Autre singularité : l’ambiance. On court au milieu des enclos, à un moment privilégié de la journée (et pour cette édition, en nocturne), avec une atmosphère presque intime, loin des grandes artères parisiennes. Les éditions diurnes évoquaient le parc « lorsqu’il s’éveille ». La nuit, d’autres sensations s’invitent : sons plus feutrés, perception réduite, importance accrue du ressenti corporel. Cela influe directement sur votre gestion de course.
Préparer la Paris Zoo Run : le cœur du plan d’entraînement
Que vous soyez inscrit sur le 5 km ou le 10 km (adultes ou enfants), la clé reste la même : un plan d’entraînement structuré, avec une progression douce et une attention particulière à la récupération. Sur une distance courte en apparence, on se fait vite piéger par un départ trop enthousiaste ou une allure mal maîtrisée.

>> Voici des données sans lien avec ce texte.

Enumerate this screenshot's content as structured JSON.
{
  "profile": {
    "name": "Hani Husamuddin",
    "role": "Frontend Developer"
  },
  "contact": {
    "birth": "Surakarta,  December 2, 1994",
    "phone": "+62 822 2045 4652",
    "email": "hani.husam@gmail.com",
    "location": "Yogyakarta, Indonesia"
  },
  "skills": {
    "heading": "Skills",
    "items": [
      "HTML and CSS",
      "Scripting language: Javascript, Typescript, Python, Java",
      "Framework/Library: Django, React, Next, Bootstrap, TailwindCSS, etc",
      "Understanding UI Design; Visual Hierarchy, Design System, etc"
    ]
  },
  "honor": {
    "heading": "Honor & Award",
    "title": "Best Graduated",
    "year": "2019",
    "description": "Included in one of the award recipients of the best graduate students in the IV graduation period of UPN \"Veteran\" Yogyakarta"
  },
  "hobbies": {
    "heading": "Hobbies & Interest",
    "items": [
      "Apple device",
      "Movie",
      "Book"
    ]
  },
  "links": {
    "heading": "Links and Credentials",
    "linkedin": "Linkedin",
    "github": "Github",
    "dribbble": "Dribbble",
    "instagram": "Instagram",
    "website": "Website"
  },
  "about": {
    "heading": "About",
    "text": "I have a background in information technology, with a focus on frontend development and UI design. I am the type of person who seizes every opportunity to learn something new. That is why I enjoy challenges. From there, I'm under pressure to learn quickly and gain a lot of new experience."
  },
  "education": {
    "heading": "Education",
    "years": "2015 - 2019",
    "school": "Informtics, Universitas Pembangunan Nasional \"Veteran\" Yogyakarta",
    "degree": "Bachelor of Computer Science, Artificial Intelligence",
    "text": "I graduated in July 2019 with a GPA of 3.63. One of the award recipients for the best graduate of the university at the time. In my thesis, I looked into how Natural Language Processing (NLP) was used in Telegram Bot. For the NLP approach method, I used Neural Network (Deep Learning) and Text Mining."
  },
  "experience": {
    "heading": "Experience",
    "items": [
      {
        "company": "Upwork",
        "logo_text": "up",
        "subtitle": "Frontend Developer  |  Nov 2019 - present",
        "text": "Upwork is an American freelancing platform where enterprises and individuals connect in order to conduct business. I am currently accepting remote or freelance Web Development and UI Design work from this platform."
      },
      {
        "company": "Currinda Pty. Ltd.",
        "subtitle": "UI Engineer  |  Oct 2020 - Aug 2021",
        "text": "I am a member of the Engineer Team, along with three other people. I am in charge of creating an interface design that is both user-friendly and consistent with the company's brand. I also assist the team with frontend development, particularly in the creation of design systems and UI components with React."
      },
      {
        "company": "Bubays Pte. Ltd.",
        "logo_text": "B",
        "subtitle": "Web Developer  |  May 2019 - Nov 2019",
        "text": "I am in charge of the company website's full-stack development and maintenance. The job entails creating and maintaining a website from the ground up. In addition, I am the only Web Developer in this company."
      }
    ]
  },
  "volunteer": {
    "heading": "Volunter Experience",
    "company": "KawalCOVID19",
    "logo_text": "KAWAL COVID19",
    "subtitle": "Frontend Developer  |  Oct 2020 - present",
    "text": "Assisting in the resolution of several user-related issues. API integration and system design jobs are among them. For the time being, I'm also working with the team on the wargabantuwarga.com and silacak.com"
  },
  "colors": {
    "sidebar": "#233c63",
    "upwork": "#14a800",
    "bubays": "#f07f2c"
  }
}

Votre préparation devrait combiner :
- Une base d’endurance : des sorties régulières à faible intensité, où vous pouvez parler aisément, pour installer un socle solide. Même pour 5 km, cette endurance rend la course plus fluide.
- Un travail d’allure spécifique : des séances où vous courez à la vitesse cible de votre Paris Zoo Run (allure 10 km ou 5 km), avec des répétitions sur 800 m, 1 km ou 5 à 10 minutes, entrecoupées de récupérations courtes.
- Des changements de rythme : le parcours en boucle implique des relances à chaque virage ou resserrement. Des fractions courtes (30"/30", 1'/1') sont utiles pour habituer vos jambes à ces variations.
- Un travail de technique et de relâchement : quelques lignes droites en accélération progressive, un travail de cadence (pas plus courts, plus fréquents), et une attention à la posture, pour rester efficace dans les zones plus encombrées.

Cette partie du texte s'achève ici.